They're going to be corporate, fun, giveaways


----------



## dizzyizzy (Mar 30, 2008)

How many do you need? Our Oz office got around 200 of them off Ebay, used shop and ship to get them to Sydney from the USA and then just paid locally to have them branded and gift wrapped. It took some time but they looked adorable and the party guests loved them


----------



## dizzyizzy (Mar 30, 2008)

and If understand correctly they could've got them directly from the Chinese manufacturer but with Chinese new year etc it was not feasable. Easier to buy them from ebay, they are relatively cheap and come in packs of 10.


----------



## twowheelsgood (Feb 21, 2013)

Like these ?

No idea as they are storage and I cannot look on the bottom of them to check.


----------



## vantage (May 10, 2012)

maybe contact Yas Waterworld?

They did a big charity duck thing at the tail end of last year. I'm sure they bought hundreds, if not thousands.


----------



## vantage (May 10, 2012)

Stevesolar said:


> Silly question - but what are you going to use them for?
> Reason I ask is that we had some when our son was young. We used to play with them in the bath and squirt water out of them.
> Problem came at end of bath when a small amount of dirty bath water remained inside the ducks. This then festered until the next bath and got mixed with fresh bath water and then squirted in sons face!
> This is major cause of belly upsets in young kids and should therefore be avoided.
> ...


to be honest, things like that that give kids belly upsets are not a bad thing!

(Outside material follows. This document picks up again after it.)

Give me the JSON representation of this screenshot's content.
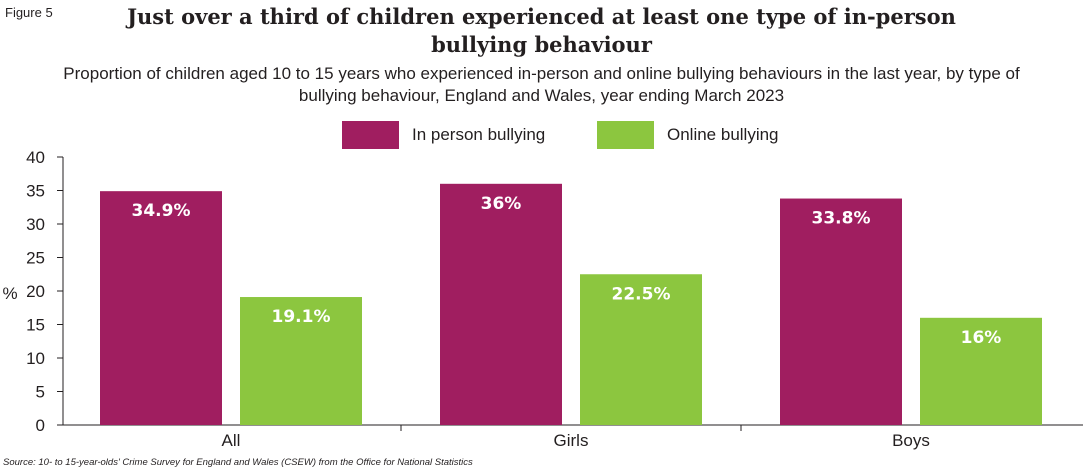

i grew up on a farm, regularly fell into cowpats etc. and being septic tank based, it was also a bleach-free household.
My brother and i both still have the constitution of an ox, and generally avoid the usual illnesses that do the rounds. The downside is we end up on duty when everyone else is sick, and never get a chance to go for the sympathy vote!
17 years in full time work. 1 sick day (and that was a hangover)

sorry - back on topic...


----------



## Fat Bhoy Tim (Feb 28, 2013)

Rubber Ducky, you're the one. You make bath time a lot of fun. Rubber Ducky, I'm awfully fond of yooooooooooooooooou!


----------



## BedouGirl (Sep 15, 2011)

Thanks everyone. I will be checking EBay and humming along with Tim


----------



## pamela0810 (Apr 5, 2010)

I'll PM you the name of a company in Dubai that specialises in corporate giveaways among other things.


----------



## BedouGirl (Sep 15, 2011)

pamela0810 said:


> I'll PM you the name of a company in Dubai that specialises in corporate giveaways among other things.


Thanks doll.


----------